萧文远深吸一口气,上前一步,拱手道:“赵捕头,犬子萧一,那日也曾与同伴在山后玩耍,孩童无知,若衝撞了官爷办案,学生代为赔罪,只是孩子年幼,受了惊嚇,这几日精神不济,恐言语不清,反误了官爷正事。”
赵捕头眯起眼,打量著萧文远:“你是……”
“学生萧文远,本村一介秀才。”
“秀才?”赵捕头神色稍缓,但审视之意未减,“既如此,更该明理,此案涉及人命,非比寻常。让那几个孩子出来,本捕头只问几句话,若果真无关,自不会为难。”
铁柱、二丫、小草,还有萧一,被大人们带到村口空地。四个孩子站成一排,面对县衙捕快和眾多陌生而锐利的目光,都有些胆怯。铁柱梗著脖子,努力做出不怕的样子,但小手却微微发颤。二丫紧紧攥著衣角,小草则直接躲在了萧一身后。
萧一站在最边上,心跳得很快,他强迫自己冷静,回想著父亲平日的教导,儘量让自己表情看起来茫然又带点怯懦。
赵捕头走到孩子们面前,蹲下身,目光从他们脸上一一扫过。
“娃娃们,別怕。”他语气放缓,却依然带著不容置疑的压迫感,“四日前,你们在鹰嘴崖,看到了什么?听到了什么?一五一十告诉伯伯。”
铁柱抢先开口,声音有些发乾:“我们……我们去那边设套子抓兔子,然后……然后就听见有人吵架,还有打架的声音……我们害怕,就躲起来了……”
“躲在哪里?”
“就、就在一块灌木丛大石头后面。

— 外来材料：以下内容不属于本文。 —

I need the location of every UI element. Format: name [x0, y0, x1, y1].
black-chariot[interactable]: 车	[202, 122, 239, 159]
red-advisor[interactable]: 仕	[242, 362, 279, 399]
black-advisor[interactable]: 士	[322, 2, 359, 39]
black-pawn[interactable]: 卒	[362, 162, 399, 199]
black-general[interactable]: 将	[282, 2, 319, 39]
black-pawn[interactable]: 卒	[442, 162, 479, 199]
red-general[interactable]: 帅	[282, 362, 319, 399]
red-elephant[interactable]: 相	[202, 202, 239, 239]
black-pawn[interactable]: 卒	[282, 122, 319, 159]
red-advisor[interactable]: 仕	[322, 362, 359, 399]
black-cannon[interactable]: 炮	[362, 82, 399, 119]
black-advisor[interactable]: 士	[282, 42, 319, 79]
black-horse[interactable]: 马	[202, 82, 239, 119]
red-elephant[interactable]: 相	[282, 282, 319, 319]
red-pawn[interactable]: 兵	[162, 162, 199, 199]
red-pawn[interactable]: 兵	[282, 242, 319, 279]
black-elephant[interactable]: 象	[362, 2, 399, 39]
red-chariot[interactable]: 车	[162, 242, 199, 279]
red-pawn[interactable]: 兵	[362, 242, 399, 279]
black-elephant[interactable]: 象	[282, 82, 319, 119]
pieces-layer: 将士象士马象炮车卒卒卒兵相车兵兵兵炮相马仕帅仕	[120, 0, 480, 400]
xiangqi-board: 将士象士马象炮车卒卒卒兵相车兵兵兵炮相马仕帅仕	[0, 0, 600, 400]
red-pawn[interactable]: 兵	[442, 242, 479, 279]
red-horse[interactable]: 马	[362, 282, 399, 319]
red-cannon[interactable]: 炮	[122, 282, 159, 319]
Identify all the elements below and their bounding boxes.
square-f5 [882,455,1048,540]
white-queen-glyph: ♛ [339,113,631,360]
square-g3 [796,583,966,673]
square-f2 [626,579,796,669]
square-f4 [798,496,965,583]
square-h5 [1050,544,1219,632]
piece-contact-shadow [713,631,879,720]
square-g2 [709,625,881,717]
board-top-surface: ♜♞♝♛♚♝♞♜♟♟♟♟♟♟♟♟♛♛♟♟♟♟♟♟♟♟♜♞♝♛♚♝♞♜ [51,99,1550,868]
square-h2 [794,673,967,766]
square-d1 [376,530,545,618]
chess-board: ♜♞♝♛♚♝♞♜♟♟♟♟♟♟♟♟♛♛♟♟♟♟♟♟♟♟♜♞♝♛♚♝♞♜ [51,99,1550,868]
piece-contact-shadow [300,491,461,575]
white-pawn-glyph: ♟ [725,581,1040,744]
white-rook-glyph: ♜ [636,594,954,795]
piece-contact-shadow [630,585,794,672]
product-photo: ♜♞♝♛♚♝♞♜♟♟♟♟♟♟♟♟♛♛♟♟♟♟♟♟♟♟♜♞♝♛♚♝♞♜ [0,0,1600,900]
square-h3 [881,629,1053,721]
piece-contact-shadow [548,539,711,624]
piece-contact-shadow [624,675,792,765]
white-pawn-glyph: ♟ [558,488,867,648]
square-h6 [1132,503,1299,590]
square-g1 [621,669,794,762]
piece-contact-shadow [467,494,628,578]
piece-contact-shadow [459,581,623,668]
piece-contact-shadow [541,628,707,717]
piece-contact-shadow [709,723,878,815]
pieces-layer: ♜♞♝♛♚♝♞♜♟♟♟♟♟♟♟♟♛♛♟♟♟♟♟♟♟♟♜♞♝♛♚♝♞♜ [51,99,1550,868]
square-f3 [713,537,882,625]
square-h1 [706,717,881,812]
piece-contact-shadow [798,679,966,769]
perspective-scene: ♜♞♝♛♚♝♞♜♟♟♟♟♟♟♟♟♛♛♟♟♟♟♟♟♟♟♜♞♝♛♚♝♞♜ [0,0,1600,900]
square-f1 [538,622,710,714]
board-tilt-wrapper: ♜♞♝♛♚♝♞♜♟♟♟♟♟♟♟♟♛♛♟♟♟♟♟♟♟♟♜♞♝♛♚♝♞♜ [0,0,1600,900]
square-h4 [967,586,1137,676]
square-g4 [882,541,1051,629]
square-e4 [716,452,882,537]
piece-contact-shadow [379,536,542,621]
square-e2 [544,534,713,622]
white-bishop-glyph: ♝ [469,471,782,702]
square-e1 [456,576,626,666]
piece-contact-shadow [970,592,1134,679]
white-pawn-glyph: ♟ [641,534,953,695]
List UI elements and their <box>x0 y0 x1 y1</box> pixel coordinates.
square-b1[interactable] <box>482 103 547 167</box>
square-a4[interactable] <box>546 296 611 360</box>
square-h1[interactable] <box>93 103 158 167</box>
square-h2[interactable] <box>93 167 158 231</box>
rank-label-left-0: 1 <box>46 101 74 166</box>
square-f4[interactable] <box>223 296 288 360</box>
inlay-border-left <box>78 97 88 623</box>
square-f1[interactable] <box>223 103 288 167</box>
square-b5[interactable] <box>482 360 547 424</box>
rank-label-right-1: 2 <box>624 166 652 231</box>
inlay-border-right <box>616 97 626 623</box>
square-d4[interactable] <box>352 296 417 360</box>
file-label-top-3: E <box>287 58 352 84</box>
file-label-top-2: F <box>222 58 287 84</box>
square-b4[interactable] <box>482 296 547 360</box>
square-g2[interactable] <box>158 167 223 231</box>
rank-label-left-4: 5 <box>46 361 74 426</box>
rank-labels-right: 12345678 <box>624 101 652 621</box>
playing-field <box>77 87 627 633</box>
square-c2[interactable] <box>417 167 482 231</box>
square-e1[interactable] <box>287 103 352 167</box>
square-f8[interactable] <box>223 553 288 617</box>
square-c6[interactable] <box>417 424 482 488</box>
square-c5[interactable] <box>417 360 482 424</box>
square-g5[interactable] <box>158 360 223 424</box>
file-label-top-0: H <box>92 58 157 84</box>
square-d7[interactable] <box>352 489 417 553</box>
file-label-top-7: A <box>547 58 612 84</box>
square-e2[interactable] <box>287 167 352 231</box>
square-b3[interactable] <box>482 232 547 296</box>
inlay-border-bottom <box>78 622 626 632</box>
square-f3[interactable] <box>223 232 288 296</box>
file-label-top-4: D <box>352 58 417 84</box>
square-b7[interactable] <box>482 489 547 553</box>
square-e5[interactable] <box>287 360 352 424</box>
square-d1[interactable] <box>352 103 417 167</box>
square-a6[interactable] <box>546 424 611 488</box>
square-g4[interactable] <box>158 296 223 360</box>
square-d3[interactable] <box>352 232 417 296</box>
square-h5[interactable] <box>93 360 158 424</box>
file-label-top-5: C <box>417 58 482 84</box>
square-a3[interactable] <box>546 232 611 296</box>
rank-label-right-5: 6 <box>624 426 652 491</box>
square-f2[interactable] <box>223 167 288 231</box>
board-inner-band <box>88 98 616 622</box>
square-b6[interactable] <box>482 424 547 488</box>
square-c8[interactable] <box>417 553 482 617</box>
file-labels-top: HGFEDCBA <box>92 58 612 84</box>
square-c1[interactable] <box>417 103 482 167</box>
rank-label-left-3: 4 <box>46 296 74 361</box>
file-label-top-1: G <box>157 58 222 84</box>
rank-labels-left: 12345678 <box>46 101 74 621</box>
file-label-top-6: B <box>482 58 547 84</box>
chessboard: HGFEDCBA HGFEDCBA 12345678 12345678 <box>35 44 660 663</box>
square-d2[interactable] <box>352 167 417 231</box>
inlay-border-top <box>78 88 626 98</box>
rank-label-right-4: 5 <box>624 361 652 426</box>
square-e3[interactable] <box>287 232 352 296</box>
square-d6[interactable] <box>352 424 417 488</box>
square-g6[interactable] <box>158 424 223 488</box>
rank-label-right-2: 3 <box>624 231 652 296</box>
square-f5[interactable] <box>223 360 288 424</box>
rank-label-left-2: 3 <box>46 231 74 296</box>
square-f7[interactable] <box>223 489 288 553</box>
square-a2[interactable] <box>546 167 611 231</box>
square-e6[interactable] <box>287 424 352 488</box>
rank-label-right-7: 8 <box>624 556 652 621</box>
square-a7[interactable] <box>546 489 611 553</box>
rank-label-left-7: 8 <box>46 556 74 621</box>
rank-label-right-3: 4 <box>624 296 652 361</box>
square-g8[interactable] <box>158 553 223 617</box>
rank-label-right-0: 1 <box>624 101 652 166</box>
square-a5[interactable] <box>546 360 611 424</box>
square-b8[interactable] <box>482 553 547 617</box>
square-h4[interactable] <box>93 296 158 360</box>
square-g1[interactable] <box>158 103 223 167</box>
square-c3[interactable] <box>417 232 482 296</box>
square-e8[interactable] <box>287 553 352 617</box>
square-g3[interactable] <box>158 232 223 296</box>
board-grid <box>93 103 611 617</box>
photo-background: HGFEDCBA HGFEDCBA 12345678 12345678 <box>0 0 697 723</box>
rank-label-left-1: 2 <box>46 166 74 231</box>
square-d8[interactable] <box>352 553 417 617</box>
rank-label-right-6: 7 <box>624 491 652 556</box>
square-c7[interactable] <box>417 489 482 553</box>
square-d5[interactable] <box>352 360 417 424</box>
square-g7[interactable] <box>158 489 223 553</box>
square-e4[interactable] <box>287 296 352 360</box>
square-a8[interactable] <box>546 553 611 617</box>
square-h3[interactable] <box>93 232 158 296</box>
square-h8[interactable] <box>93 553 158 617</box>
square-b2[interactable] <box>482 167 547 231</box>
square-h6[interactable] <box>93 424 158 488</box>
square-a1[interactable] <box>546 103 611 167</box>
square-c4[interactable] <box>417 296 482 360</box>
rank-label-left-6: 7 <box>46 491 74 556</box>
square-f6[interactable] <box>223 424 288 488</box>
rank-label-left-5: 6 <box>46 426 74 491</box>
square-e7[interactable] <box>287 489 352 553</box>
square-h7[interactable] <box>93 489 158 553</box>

”
“看见了什么人?”
“有……有穿灰衣服的,还有穿黑衣服的,他们围著一个人打……”铁柱努力回忆著,说的基本都是实情,只是略去了细节,尤其是萧一后来独自返回的段落。
赵捕头听完,不置可否,转向二丫和小草。两个女孩说得更简单,只是重复著“害怕”“躲著”“后来我们就跑了”。
最后,他的目光落在萧一身上。
“你呢?”赵捕头盯著萧一的眼睛,“你看到了什么?”
萧一抬起头,眼神清澈,带著孩童应有的惶恐:“我……我和铁柱哥他们看到的差不多,后来……后来我们都嚇坏了,一起跑回村叫人。”他顿了顿,小声补充道,“我跑得慢,还差点摔了一跤。”
这是他和父亲商量好的说辞。
赵捕头看了他半晌,忽然问:“你们躲著的时候,有没有看见,那个被围著的年轻人,手里拿著什么东西?或者……往哪里扔了什么东西?”
萧一心里猛跳,脸上却努力维持著懵懂:“他……他手里好像是拿著东西来著,太远了,看不清楚……后来他们打起来了,尘土飞扬的,就更看不清了。”他蹙著小小的眉头,似乎在努力回忆,“好像……那个人被打得退到了崖边,然后……然后好像晃了一下,就掉下去了……”
赵捕头站起身,背著手,在原地踱了两步,他带来的一名手下凑近,低声道:“头儿,几个娃娃说法基本一致,时间顺序也对得上村里大人寻人的时辰,看起来……不像撒谎。”
另一名手下也道:“那两边的人也都搜过崖底,除了尸首,確实没找到別的东西,会不会……真让那小子临死前藏到別处,或者乾脆毁掉了?”
赵捕头沉默不语。
他接到府城密令,要暗中查访一本特殊册子,並留意任何与之相关的异常跡象,眼前这几个孩子,看起来並无异样,那个叫萧一的小子,虽然比同龄人显得安静些,眼神倒也清澈,回答也合乎情理。
难道,线索真的断了?册子已被毁,或落入了第三方手中?
他的目光再次扫过萧家村,这个村子……村民们精气神十足,尤其几个年轻后生,体格健壮得不似普通农户,联想到县誌记载“五年前,河阳县西,夜现青光异象”,赵捕头心中疑竇未消。
但他没有证据。总不能因为村民身体好就抓人。
“罢了。”赵捕头终於开口,“此事县衙会继续追查,你们村里人,近期莫要再去后山深处,若发现有任何可疑的人或捡到什么可疑的东西,立刻报官!若敢隱瞒—”他冷哼一声,未明之意不言而喻。